Berry v. Berry

This is an appeal from a decree of the Circuit Court of Etowah County, in Equity, granting a divorce under Sec. 22, Title 34, Code of Alabama 1940, Recompiled Code of 1958. The pertinent provision of Sec. 22, supra, reads as follows:

"To either party in case of cruelty; to wife in case of nonsupport. — In favor of either party to the marriage when the other has committed actual violence on his or her person, attended with danger to life or health, or when from his or her conduct there is reasonable apprehension of such violence. * * *"

The two questions for decision on this appeal are (1) whether the allegations of the bill are sufficient, against the demurrer interposed, to state a ground for divorce under the statute, and (2) whether the evidence in the case was sufficient to support the decree entered by the court below.

The pertinent allegations of the bill are as follows:

"Third: That from the conduct of the Defendant toward the Plaintiff there is a reasonable apprehension on her part that if she were to continue to live with the Respondent, he would commit actual acts of violence upon her person attended with danger to her life or health. That on the occasion of their separation and prior thereto while the parties were living together as husband and wife, the defendant stated that he would hit, beat and strike your plaintiff."

While pleading should be construed against the pleader, at the same time, the bill of complaint should not be subjected to over-technical construction. United States Casualty Co. v. Wilson, 262 Ala. 32, 76 So.2d 506.

We are of the opinion that these allegations are sufficient under our holdings in Weathington v. Weathington, 273 Ala. 150,136 So.2d 180; Campbell v. Campbell, 252 Ala. 487,41 So.2d 185; Hall v. Hall, 262 Ala. 672, 81 So.2d 343.

Appellant next insists that the evidence failed to support the decree which was granted under Sec. 22, Title 34, supra.
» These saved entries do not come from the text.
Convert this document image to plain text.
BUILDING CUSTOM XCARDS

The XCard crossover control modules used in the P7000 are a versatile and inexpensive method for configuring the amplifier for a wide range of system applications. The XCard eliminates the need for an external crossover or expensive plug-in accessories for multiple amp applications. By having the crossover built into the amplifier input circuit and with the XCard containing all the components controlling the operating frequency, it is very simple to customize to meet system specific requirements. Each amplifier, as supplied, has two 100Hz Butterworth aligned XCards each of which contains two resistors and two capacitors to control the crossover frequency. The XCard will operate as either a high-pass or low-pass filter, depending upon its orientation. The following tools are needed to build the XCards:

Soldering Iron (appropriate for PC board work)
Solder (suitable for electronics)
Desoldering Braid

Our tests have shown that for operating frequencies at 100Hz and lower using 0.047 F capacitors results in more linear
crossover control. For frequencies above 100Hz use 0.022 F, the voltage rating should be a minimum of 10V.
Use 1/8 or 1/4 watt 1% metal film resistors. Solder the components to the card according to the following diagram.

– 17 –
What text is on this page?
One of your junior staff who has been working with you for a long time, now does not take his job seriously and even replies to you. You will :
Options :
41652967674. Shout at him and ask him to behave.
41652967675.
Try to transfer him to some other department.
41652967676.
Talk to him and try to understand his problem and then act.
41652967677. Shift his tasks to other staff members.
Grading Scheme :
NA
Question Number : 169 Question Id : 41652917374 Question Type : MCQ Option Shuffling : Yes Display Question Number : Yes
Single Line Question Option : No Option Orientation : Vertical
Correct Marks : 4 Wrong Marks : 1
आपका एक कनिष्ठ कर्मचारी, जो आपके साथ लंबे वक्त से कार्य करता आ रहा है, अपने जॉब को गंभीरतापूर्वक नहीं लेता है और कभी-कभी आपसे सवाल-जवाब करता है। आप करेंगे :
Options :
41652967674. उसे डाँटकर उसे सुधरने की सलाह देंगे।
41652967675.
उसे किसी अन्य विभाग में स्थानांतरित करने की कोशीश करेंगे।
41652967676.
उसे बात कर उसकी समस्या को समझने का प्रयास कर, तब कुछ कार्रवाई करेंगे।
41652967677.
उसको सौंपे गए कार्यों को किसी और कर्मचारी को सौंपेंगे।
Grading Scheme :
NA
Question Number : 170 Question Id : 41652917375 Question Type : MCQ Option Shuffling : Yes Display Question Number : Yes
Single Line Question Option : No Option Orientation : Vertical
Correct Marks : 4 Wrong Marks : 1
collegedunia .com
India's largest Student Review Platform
The testimony of the appellee relative to the basis of the "apprehension" under which she labored was: (1) the appellant told her that if she took the children to her father's, there would be a killing over it; (2) on another occasion, the appellant told her that if she took the children out of the home there would be a killing over it, and at the time of the second threat, appellant had a pistol on his person which he began to pull out of his pocket; (3) on another occasion the appellant raised his hand to the appellee as if to strike her during the course of an argument.

In the case of Harris v. Harris, 230 Ala. 508, 162 So. 102, there were threats of bodily harm by the husband, and on one occasion, the husband had pointed a gun at his wife. Thereafter, he continued his threats of bodily harm for several months until the wife left the marital abode. There were no acts of actual physical violence. This court held the evidence sufficient to sustain the decree of divorce awarded the wife on the grounds of cruelty.

In the case of Ross v. Ross, 279 Ala. 50, 181 So.2d 491, the evidence showed that for a number of years there was continuous quarreling between Mr. and Mrs. Ross, accompanied *Page 561 by threats on the part of Mr. Ross, however, he never committed actual violence upon Mrs. Ross. She testified that Mr. Ross had a violent temper and she was afraid of him, and that he was highly jealous and frequently accused her of unfaithfulness. On at least one occasion, Mr. Ross went in search of his wife with a gun. Again, the court held the evidence sufficient to sustain the decree of divorce awarded the wife on the grounds of cruelty.

In the present case, we think the evidence sufficient to have warranted the chancellor's conclusion that because of the respondent's conduct the complainant was in reasonable apprehension of danger to her life or health, and, further, that legal cruelty was sufficiently established to warrant the decree. Particularly is this true in view of the presumption of correctness to be accorded the finding of the court below before whom the evidence was taken ore tenus.

The decree is due to be affirmed.

Affirmed.

LAWSON, GOODWYN and COLEMAN, JJ., concur.